Morbid as though it sounds the above is no prelude to some ghastly horror story, merely a description of the American landscape in winter, viewed by yours truly from 28,000 feet. Flying off to my cousin’s place for the hols, with a window seat, I was excited. As the plane rose I saw the grandeur of the continent, the extent of winter and the orderliness of American cities. I, for one am completely bowled over by the ways Americans plan their cities. Roads intersecting each other at ninety degrees, perpendicular and straight to the core, with a geometrical fastidiousness that only a square can inspire. Breaking the monotony are wide sweeping curves, they too perfect semi circles. Blocks over blocks of houses and people living their dysfunctional non-linear lives in straight lines. Railway lines and highways define straightness here, brutally cutting across geography.
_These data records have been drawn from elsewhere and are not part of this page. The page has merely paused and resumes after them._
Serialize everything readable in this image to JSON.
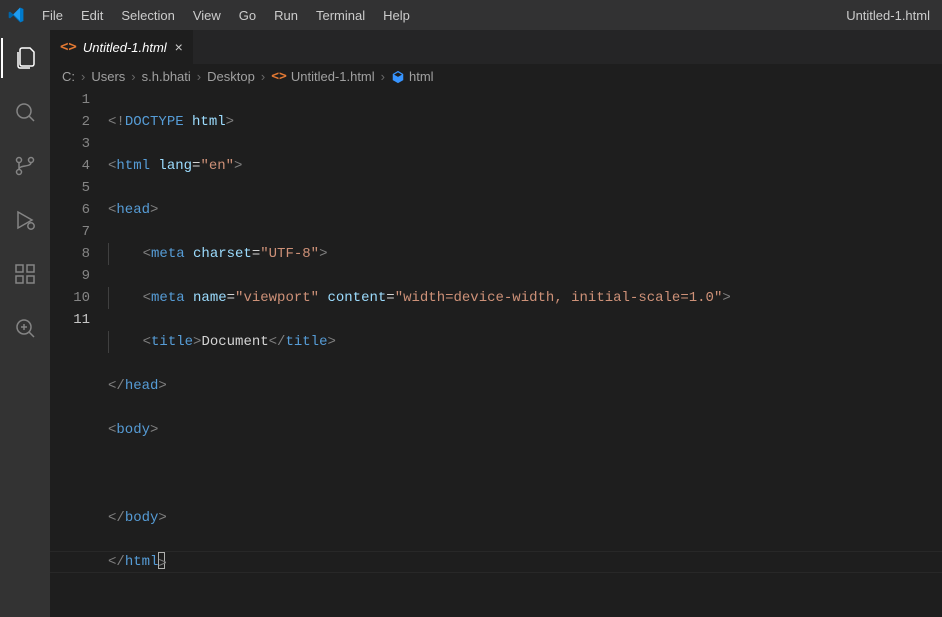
{
  "titlebar": {
    "title": "Untitled-1.html",
    "menu": [
      "File",
      "Edit",
      "Selection",
      "View",
      "Go",
      "Run",
      "Terminal",
      "Help"
    ]
  },
  "activitybar": {
    "items": [
      {
        "name": "explorer"
      },
      {
        "name": "search"
      },
      {
        "name": "source-control"
      },
      {
        "name": "run-debug"
      },
      {
        "name": "extensions"
      },
      {
        "name": "zoom"
      }
    ]
  },
  "tabs": [
    {
      "label": "Untitled-1.html",
      "icon": "<>",
      "active": true
    }
  ],
  "breadcrumbs": {
    "parts": [
      "C:",
      "Users",
      "s.h.bhati",
      "Desktop"
    ],
    "file": "Untitled-1.html",
    "symbol": "html"
  },
  "editor": {
    "lineCount": 11,
    "activeLine": 11,
    "tokens": {
      "l1": {
        "a": "<!",
        "b": "DOCTYPE",
        "c": " html",
        "d": ">"
      },
      "l2": {
        "a": "<",
        "b": "html",
        "c": " lang",
        "d": "=",
        "e": "\"en\"",
        "f": ">"
      },
      "l3": {
        "a": "<",
        "b": "head",
        "c": ">"
      },
      "l4": {
        "a": "<",
        "b": "meta",
        "c": " charset",
        "d": "=",
        "e": "\"UTF-8\"",
        "f": ">"
      },
      "l5": {
        "a": "<",
        "b": "meta",
        "c": " name",
        "d": "=",
        "e": "\"viewport\"",
        "f": " content",
        "g": "=",
        "h": "\"width=device-width, initial-scale=1.0\"",
        "i": ">"
      },
      "l6": {
        "a": "<",
        "b": "title",
        "c": ">",
        "d": "Document",
        "e": "</",
        "f": "title",
        "g": ">"
      },
      "l7": {
        "a": "</",
        "b": "head",
        "c": ">"
      },
      "l8": {
        "a": "<",
        "b": "body",
        "c": ">"
      },
      "l9": {
        "blank": ""
      },
      "l10": {
        "a": "</",
        "b": "body",
        "c": ">"
      },
      "l11": {
        "a": "<",
        "b": "/",
        "c": "html",
        "d": ">"
      }
    }
  }
}
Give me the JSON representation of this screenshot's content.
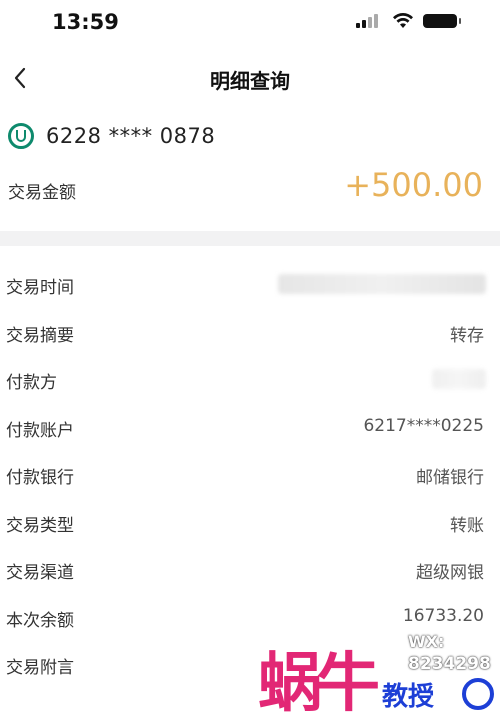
{
  "status_bar": {
    "time": "13:59"
  },
  "nav": {
    "title": "明细查询",
    "back_icon": "chevron-left-icon"
  },
  "account": {
    "logo_icon": "bank-logo-icon",
    "card_number": "6228 **** 0878",
    "amount_label": "交易金额",
    "amount_value": "+500.00"
  },
  "details": [
    {
      "label": "交易时间",
      "value": ""
    },
    {
      "label": "交易摘要",
      "value": "转存"
    },
    {
      "label": "付款方",
      "value": ""
    },
    {
      "label": "付款账户",
      "value": "6217****0225"
    },
    {
      "label": "付款银行",
      "value": "邮储银行"
    },
    {
      "label": "交易类型",
      "value": "转账"
    },
    {
      "label": "交易渠道",
      "value": "超级网银"
    },
    {
      "label": "本次余额",
      "value": "16733.20"
    },
    {
      "label": "交易附言",
      "value": ""
    }
  ],
  "watermark": {
    "big_text": "蜗牛",
    "wx_label": "WX:",
    "wx_number": "8234298",
    "small_text": "教授"
  },
  "colors": {
    "amount": "#e8b25a",
    "bank_green": "#0e8a6d",
    "watermark_pink": "#e0156a",
    "watermark_blue": "#1d3fd6"
  }
}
It’s no wonder I fell in love with it all. As someone who is particular about symmetry to the point of being obsessed, Indian cities have always frustrated me. Parallel roads intersect, Perpendicular roads never meet, railway lines, boulevards highways and lanes all bewilderingly meet at a single point and more astoundingly, move away with rapid swiftness each to its own course. Neighbourhoods overlap relentlessly and geography interferes causing roads to swerve erratically, chaos reigns supreme. However the occidental cities lack a character, a flavor so present in the orient. With roads at interesting angles, there’s always space to squeeze in that small triangular shop selling funky beads, or that Chinese restaurant with standing room only. By contrast American cities are stiff, strict and formal. Our cities are a vivid mess of informality, with the most unexpected urban landscapes ever. Where else in the world can a straight road suddenly turn right back, for no apparent reason and gift you with a view of the sea? Indian road makers also seem to have an aversion to tunnels, meaning you get sick with hairpin bends and risk falling off cliffs, but are also granted fabulous views in the bargain.
Flight take offs regularly clear the mystery of why roads travel the way they do. I have been surprised several times by looking down and seeing two landmarks of the city exactly next to each other. Travel to them by road and you would never guess. American cities are terribly simple to navigate (given that you have to navigate in straight lines only), and directions to reach an address are fairly straightforward. Compare this with how you would give directions to your house and you get the picture.
So what in the end did I like? The straight neatness of the west or the comfortable chaos of the east? The brain says one and the heart another. Also the air hostess is now getting chips of an interesting texture and I want to try them out. I have to change planes at Minneapolis and the temperature there is a forbidding -12 degree Celsius. Expect more morbid winter descriptions.